Bring your draw weight down 10 pounds or so. You'll likely have to hold at full draw longer than you would on your average deer hunt. Photo by Tracy Breen.

Turkey hunting is challenging — especially if you’re trying to tag a tom with a stick and string.

Over the years, I’ve watched friends go from a shotgun to a bow. It’s a progression many hunters embark on simply because it’s a challenge.

In most states, the success rate with a bow hovers around 10 percent. Turkeys have a small vital area. And when you consider their amazing ability to see you draw and hear the smallest twig break or bow string creak, you have one heck of a challenge on your hands. The good news is with the right gear and persistence, tagging a tom with a bow isn’t impossible.

If you want to chase turkeys with archery gear this spring, plan on bringing them in as close as you can to your setup. The easiest way to do that is to use decoys. Brett Berry of Zink Game Calls said he brings birds in close by using two or three decoys.

“Two hens and a jake often get a tom cranked up, and he’ll come running in,” said Berry.
Putting your decoys at 15 yards and shooting out to 20 or 25 yards is a great setup. The decoys serve two purposes:

  • They bring the tom in close, and
  • act as a great yardage marker so you know how far away the bird is when he approaches the decoys.

Turkeys can see most movement, so you must conceal yourself the best you can. There are a variety of things you can do to ensure you get your bow drawn without being busted by a tom or his ladies. The most popular choice is using a pop-up blind. Most modern day blinds have a black interior so you can be seen from the outside looking in. Pop-ups can be incredibly effective.

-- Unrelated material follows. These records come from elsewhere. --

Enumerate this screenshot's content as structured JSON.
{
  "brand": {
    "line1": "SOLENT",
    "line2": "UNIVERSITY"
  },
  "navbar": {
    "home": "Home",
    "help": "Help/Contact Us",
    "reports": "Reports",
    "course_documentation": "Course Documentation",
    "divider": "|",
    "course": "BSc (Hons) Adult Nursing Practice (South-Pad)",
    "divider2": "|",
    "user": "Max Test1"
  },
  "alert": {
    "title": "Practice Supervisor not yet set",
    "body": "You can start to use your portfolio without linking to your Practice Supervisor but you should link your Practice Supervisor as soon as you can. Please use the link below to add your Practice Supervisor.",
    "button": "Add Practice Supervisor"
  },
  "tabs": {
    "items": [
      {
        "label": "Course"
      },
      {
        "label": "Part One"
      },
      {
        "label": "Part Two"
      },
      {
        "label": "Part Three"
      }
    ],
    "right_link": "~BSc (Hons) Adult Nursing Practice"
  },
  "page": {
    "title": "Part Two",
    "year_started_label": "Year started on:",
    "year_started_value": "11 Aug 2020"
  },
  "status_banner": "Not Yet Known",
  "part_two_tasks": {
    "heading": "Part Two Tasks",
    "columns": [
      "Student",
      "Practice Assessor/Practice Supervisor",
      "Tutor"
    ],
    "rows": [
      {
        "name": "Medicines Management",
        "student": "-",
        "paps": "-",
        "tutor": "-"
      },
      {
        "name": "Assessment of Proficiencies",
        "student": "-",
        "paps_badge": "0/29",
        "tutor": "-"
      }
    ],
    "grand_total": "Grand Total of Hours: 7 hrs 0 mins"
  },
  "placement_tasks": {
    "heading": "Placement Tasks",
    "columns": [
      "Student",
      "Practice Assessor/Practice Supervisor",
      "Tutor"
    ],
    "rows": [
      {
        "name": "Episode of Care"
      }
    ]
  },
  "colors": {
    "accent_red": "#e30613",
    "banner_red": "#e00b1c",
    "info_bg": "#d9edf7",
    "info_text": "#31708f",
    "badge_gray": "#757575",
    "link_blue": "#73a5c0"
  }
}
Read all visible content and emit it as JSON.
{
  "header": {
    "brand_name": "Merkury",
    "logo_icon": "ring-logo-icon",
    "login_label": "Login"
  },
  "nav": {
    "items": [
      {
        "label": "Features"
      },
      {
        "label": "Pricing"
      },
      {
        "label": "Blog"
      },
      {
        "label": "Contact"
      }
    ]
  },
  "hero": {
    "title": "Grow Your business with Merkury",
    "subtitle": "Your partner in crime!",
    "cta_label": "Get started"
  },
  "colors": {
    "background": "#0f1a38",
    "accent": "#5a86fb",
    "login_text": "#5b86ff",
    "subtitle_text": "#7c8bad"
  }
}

Personally, I prefer the run-and-gun method and hunkering down in the brush when the moment of truth arrives.

Joel Maxfield from Mathews Archery kills several longbeards each spring with a bow and likes using the time-tested gun method of finding a big tree and setting up at the base. “I find an extra large tree and set up right in front of the tree,” Maxfield said. “When the bird approaches, the tree breaks up my outline. When the tom struts or goes behind a tree, I draw my bow.”

Another option is using a crossbow. With a crossbow, you don’t have to worry about the tom seeing you draw your bow because you are cocked and ready to rock.